There is a wealth of data that could help hospitals cut costs while still providing high-quality service for patients, if physicians were willing to join forces with administrators to truly understand how much their services cost, according to a new article by Stanford researchers.
The Centers for Medicare and Medicaid Services (CMS) has been pushing physicians and providers toward population-based payment, which requires that providers reduce their internal costs below payment levels.
In this effort, the beleaguered health-care payer for the elderly has been undertaking innovative payment models, such as accountable care organizations (ACOs) and bundled payment that require providers to better coordinate care and reduce reimbursements and unnecessary or redundant patient procedures.
“However, it has proven challenging for the models, which focus on costs from the payer perspective, to achieve the desired effect of reduced Medicare spending,” writes Merle Ederhof, PhD, in this Health Affairs Blog. The researcher who focuses on issues at the intersection of health-care and accounting is with Stanford’s Clinical Excellence Research Center.
Her co-authors, Alexander L. Chin, MD, MBA and Jeffrey K. Jopling, MD, MSHS, are also at the center, which is dedicated to discovering, testing and evaluating cost-saving innovations in clinical care.

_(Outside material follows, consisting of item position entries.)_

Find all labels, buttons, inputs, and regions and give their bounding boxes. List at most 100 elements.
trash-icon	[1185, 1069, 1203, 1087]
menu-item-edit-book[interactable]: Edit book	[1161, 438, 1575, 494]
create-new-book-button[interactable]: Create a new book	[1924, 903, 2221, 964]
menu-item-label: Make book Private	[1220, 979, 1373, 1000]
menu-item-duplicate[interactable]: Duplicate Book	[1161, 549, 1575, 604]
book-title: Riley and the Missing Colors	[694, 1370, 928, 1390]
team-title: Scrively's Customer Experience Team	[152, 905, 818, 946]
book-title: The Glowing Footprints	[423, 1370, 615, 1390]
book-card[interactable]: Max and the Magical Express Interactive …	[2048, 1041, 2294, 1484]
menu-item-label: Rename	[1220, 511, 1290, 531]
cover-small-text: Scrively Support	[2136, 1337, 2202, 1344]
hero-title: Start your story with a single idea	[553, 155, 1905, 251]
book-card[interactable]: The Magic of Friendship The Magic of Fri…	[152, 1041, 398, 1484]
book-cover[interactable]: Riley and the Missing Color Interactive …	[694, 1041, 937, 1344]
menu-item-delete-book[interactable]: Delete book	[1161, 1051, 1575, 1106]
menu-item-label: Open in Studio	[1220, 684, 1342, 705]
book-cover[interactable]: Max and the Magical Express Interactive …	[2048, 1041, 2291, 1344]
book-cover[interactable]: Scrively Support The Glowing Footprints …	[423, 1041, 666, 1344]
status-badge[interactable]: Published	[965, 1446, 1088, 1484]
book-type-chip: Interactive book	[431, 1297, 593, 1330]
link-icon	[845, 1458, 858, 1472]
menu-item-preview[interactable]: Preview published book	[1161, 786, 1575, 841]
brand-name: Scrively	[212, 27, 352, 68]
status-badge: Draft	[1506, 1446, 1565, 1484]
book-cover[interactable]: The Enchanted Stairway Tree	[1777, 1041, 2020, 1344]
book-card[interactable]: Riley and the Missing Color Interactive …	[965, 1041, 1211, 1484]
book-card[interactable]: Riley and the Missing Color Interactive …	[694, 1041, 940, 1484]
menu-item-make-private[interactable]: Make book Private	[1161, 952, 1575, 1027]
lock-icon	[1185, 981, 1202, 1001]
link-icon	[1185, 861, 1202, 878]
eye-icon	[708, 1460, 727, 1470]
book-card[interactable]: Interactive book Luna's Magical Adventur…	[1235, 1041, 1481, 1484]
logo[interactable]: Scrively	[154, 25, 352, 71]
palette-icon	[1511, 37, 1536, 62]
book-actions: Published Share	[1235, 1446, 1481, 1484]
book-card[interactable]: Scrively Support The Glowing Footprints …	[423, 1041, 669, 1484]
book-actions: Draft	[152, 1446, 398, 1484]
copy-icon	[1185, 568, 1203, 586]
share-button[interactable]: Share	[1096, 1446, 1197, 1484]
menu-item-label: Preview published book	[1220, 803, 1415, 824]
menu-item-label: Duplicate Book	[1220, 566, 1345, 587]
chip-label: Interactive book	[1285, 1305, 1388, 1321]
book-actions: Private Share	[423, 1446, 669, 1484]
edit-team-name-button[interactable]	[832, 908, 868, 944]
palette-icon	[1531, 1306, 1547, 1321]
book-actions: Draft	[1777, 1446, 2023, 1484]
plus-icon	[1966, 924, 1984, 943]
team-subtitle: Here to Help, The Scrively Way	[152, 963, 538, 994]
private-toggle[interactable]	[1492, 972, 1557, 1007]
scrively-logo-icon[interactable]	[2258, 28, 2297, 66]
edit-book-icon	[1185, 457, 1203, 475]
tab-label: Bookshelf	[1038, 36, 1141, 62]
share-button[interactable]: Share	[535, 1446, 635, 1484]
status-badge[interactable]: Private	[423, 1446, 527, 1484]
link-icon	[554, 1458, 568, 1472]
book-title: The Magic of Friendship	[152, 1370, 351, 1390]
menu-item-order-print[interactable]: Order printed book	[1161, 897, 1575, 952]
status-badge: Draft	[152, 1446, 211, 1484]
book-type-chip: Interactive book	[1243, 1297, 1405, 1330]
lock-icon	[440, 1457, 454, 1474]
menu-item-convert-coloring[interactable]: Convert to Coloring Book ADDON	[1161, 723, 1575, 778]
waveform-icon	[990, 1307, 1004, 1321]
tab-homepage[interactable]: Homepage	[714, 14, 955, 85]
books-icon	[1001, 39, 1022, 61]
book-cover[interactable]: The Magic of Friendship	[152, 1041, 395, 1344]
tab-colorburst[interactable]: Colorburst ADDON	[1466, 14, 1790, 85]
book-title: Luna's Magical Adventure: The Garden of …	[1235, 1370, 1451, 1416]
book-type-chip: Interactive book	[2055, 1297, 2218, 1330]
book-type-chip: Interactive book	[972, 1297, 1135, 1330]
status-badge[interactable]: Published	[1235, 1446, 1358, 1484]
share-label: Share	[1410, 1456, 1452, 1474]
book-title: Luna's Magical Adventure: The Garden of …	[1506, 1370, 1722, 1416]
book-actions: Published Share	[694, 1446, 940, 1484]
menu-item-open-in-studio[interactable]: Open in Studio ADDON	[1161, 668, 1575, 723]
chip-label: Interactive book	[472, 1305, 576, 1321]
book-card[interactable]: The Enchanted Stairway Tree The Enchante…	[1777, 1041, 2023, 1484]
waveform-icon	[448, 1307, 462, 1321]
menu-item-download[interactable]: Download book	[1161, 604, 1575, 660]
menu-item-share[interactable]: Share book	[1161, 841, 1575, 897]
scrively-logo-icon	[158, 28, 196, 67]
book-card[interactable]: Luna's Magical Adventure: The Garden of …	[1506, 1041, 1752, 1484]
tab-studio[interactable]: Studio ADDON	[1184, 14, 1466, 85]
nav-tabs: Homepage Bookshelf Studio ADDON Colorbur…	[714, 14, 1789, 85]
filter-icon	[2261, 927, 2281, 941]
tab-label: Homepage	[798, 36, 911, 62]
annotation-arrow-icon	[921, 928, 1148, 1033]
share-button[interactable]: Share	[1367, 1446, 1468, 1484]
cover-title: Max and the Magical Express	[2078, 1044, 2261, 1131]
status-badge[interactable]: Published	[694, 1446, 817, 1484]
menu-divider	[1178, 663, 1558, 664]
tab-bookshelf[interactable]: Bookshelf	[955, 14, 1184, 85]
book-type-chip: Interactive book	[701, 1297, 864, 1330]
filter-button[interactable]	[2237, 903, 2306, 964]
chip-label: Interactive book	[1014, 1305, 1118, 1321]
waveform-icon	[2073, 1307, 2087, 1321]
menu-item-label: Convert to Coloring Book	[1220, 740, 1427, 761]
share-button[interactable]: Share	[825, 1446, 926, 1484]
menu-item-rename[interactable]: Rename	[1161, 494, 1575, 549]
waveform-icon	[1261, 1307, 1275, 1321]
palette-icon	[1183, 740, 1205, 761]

Changing old patterns at hospitals and among physicians
“Highly detailed cost data generated by internal cost accounting systems already exist in a large, and growing, number of health-care organizations,” says Ederhof.
As Ederhof wrote in this New England Journal of paper last year, the data collected by the Healthcare Information and Management Systems Society shows that more than 1,300 U.S. hospitals have adopted sophisticated internal cost accounting systems.
The authors argue that the cost data produced by these accounting systems can be used in hospitals internally to lower their costs of providing services to all their patients, both within and outside the Medicare system. But physicians must get on board.
“The high adoption rate of these cost-measurement systems is not surprising, considering that the systems are designed around the existing data infrastructure that providers must have in place for billing purposes,” the authors write. “However, while provider administrators have used such cost accounting systems for some time, we are only now beginning to see them being used by interdisciplinary teams involving physicians to restructure clinical processes.”
Some large health-care systems have already started using these accounting systems alongside teams of physicians.
Partners HealthCare in Boston has started to use this approach to analyze costs for a set of services, for example, in a recent project a team of spine surgeons reviewed and discussed unblinded comparisons at the episode and cost-category levels.
“Analysis of the costs in the individual categories revealed variation in clinical processes across surgeons, which was very illuminating to the team,” the authors wrote.
Leaders at NYU Langone Health have also started to use the cost data in the organization’s “Value-Based Management” initiative. A key feature of the initiative, the authors write, is a dashboard that is accessible to all physicians. For each specific diagnosis-related group (DRG), the dashboard shows cost averages for each physician performing the procedure, at the procedure level and at the level of individual cost categories, such as the ICU, laboratory, operating room and therapies.
“Physicians have been highly engaged and interested in the dashboard since it allows them to compare their costs to their peers and external benchmarks, and to learn how they can restructure clinical processes to lower their costs,” the authors write.
This Value Based Management initiative at NYU, which incorporates cost savings targets, development-level incentives and quality components, has apparently resulted in substantial cost savings for the organization.
Stanford Health Care has also joined the movement to promote value-based care, recently launching its Cost Savings Reinvestment Program.
Compare, for example, the average cost for a hip replacement surgery among five surgeons who perform the surgery in the same hospital. Then take the “positive outlier,” or the surgeon with the lowest cost for the surgery.
“Once positive outliers are identified, detailed analysis that combines physicians’ clinical expertise and administrators’ insight can uncover ways in which clinical processes can be restructured to deliver high-quality care at lower total episode cost,” the authors wrote.
Then the interdisciplinary team of physicians and administrators must try to understand why that surgeon’s costs are lower and what he or she does differently. Did she order physical therapy sooner after the hip-replacement surgery? Did he use a different anesthesia approach that resulted in a shorter recovery for the patient?
But you still have to get those four, more expensive surgeons to adopt the less-expensive treatments. And that can go to the heart of a physician’s identity.
“Even just a few years ago concern for the cost of providing health-care services still heavily clashed with physicians’ professional identity,” Ederhof said in an interview.
The authors believe there is no turning back.
“In my view, the shift in recent years is attributable to the fact that physicians are starting to realize that the rising costs of the U.S. health-care system are no longer sustainable and that things will have to change — with or without their collaboration,” Ederhof said.